How can I change my Show action url from 'mysite.com/items/1' to 'mysite.com/items/item-name/item-city/item-id' where item-name, item-city, and item-id are dynamic for each specific item.
Is it possible to achieve this without a gem? if yes, how? If no, which gem would you suggest to achieve this in simplest way?
Thanks
Upvotes: 2
Views: 2835
Reputation: 18100
One approach to this problem is to use route globbing:
http://guides.rubyonrails.org/routing.html#route-globbing-and-wildcard-segments
You should be able to do something like this:
get 'items/*names/:id', to: 'items#show', as: :item_names_path
And put whatever you want in *names
. This would take a little experimentation to get it right. I might add a method to item to create the names
array.
def names
[city.name, name].uniq.compact
end
Then I believe you would call item_names_path(@item.names, @item)
Upvotes: 3
Reputation: 18100
You can do something relatively simple and stays true to Rails by adding a to_param
method to your model like so:
def to_param
"#{id}-#{name}-#{city.name}"
end
What this does is every time you use a method like the item_path
, it will use the @item.to_param method (this is what it does now, and returns :id). Generating the normal route, but replacing the :id param with the SEO friendly one.

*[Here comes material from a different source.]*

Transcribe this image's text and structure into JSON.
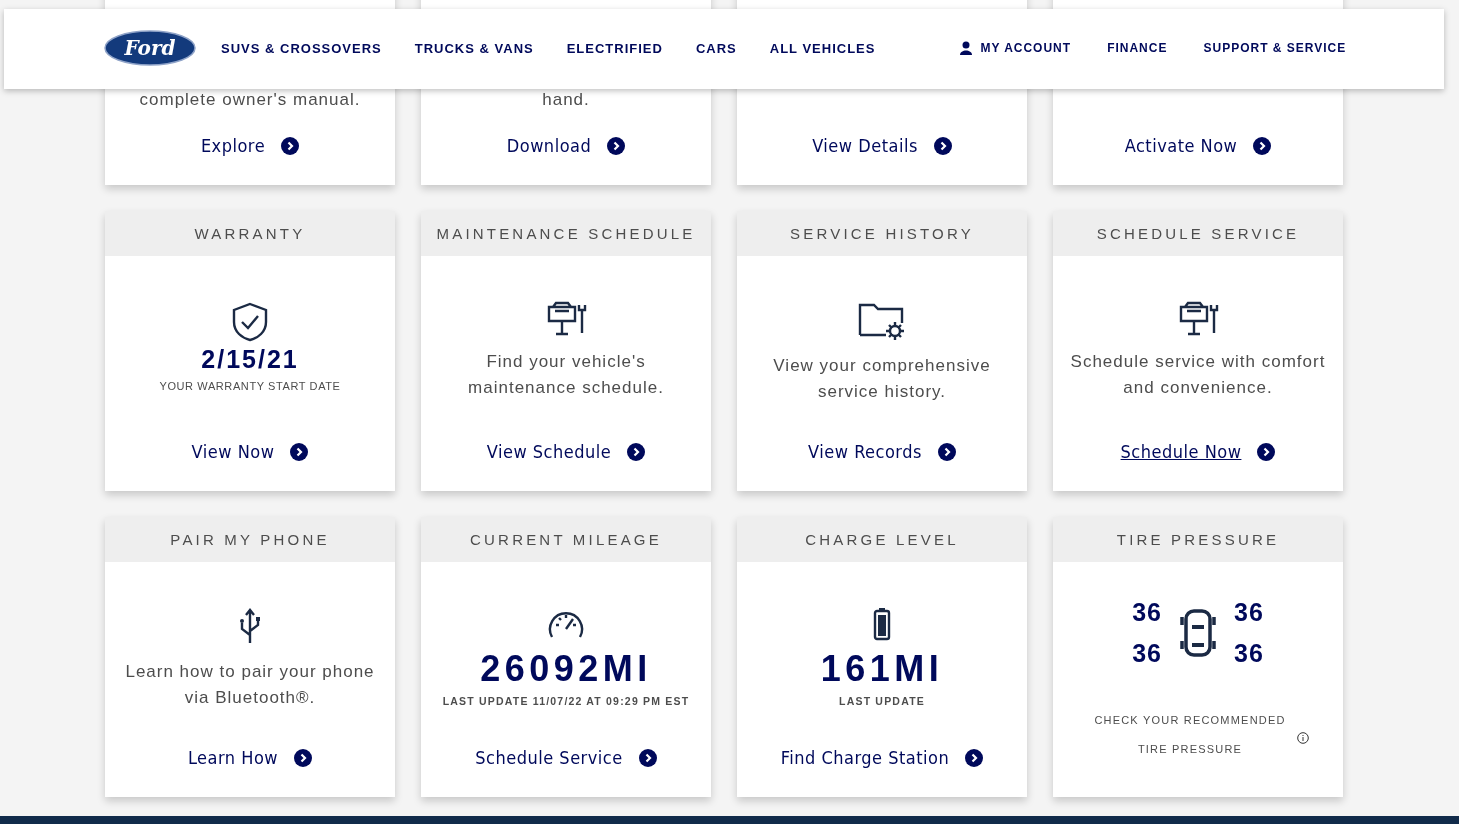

And, on the other end, when you go to find(params[:id]) in the controller in your show, edit, delete, or update actions, it will to a to_i
on it and turn it back into an id. This is what it does now, but to_i on an int is still an int.
Your urls will look something like
/items/56-boston-itemname
The other benefit to this, if you happen to change the item name or the city name, it will change all the urls appropriately, but old urls that were sent in email will still work.